There are some limitations to this study. First, this study was conducted at a tertiary referral hospital and not in a primary hospital setting, and it was not a cohort-based study. However, the Obstetrics Department of Samsung Medical Center functions not only as a tertiary referral hospital, but also as a primary care center for pregnant women. This is because the hospital is located in a populated area containing few delivery hospitals due to poor reimbursement for childbirth from the national health insurance system. Thus, we are confident that the participants in this study reflect normal pregnancy in Korea because we excluded all high-risk pregnancies and all conditions that could affect thyroid functional status. Furthermore, there were no differences in UIC according to habitation region. Secondly, information about iodine intake was not collected during this study. Calculation of iodine intake and iodine contents in food is quite difficult because of the complexity of Korean foods. The major sources of dietary iodine in Korean healthy adults are seaweeds and dairy products [12]. However, a positive strong relationship between iodine intake and UIC was demonstrated in a previous study of Korean adults [12]. Finally, we did not evaluate the relationship between maternal UIC and neonatal outcome, especially neonatal thyroid function, because it was beyond the scope of the study. In most adults, thyroid homeostasis is maintained in spite of chronic excessive iodine status [33, 34]. However, avoidance of the acute Wolff–Chaikoff effect, which is one of processes by which thyroid hormone production recovers, may not occur in fetuses younger than 36-week gestation [35, 36]. Thus, in the setting of iodine excess, the fetus may be susceptible to hypothyroidism [35, 36]. However, the few studies that have studied iodine intake and fetal outcomes in iodine-excessive areas have reported favorable outcomes even in iodine-excessive areas [17, 18], although the longest duration for observation was 1 year after birth [18]. Further investigations are warranted to clarify the long-term, neurodevelopmental outcomes of children born to mothers with high iodine intake, and to determine the safe upper limits of UIC in pregnant women.

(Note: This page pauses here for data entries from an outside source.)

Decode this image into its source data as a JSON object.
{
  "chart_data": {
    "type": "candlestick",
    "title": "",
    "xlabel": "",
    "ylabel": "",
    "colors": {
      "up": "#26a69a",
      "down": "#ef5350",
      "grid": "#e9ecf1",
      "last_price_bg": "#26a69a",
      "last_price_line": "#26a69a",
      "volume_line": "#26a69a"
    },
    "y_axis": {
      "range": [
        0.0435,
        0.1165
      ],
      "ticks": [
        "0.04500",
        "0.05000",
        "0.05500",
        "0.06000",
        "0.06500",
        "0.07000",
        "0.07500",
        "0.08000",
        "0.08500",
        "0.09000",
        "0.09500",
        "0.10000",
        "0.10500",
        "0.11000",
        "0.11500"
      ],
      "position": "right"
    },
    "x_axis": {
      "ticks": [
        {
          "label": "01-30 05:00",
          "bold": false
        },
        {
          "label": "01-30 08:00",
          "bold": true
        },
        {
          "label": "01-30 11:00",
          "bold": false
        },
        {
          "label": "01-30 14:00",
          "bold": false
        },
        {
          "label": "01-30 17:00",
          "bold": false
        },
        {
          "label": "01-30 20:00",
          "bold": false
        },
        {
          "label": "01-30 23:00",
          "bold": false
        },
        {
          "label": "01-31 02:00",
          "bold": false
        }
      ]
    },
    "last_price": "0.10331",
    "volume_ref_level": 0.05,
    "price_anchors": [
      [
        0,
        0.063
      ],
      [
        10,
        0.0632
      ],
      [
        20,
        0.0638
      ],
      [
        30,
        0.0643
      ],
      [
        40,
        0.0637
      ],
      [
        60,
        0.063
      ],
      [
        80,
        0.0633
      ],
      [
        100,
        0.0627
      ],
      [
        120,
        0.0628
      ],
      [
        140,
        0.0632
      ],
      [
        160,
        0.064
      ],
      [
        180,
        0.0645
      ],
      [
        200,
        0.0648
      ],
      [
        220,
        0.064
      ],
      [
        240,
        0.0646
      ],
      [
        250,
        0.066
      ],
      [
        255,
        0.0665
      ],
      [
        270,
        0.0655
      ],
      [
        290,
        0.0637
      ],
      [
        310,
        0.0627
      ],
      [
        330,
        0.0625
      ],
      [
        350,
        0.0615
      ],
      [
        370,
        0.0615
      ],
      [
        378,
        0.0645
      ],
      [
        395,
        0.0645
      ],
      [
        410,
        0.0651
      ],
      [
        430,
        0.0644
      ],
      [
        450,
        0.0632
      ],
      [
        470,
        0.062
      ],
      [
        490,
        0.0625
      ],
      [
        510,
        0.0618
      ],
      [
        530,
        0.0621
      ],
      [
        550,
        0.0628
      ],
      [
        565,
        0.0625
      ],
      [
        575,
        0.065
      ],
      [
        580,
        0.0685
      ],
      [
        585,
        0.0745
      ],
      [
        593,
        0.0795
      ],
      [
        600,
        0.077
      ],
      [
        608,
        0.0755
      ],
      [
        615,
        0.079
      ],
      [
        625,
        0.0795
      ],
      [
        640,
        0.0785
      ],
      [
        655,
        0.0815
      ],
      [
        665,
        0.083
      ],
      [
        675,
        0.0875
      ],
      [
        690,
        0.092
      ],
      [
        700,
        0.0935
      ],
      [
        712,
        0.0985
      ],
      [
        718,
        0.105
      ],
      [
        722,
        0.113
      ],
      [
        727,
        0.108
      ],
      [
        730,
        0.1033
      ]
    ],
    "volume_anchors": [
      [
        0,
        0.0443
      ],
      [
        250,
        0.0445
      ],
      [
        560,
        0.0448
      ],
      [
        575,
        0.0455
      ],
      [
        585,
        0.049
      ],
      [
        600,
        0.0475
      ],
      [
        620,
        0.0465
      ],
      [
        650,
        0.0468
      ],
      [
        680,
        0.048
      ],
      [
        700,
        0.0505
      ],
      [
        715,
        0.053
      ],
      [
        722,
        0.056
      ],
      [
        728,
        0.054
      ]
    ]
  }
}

In conclusion, this is a first report of iodine status in normal pregnant women in Korea. The median UIC and UIC adjusted by Cr were 427.3 μg/L and 447.9 μg/gCr, respectively, which were more than adequate according to WHO criteria. Considering the wide range of UIC, we recommend active education about adequate iodine intake for pregnant women even in areas where the UIC is more than adequate according to WHO criteria. Further investigations about the effect of iodine status in pregnancy on fetal outcome are warranted.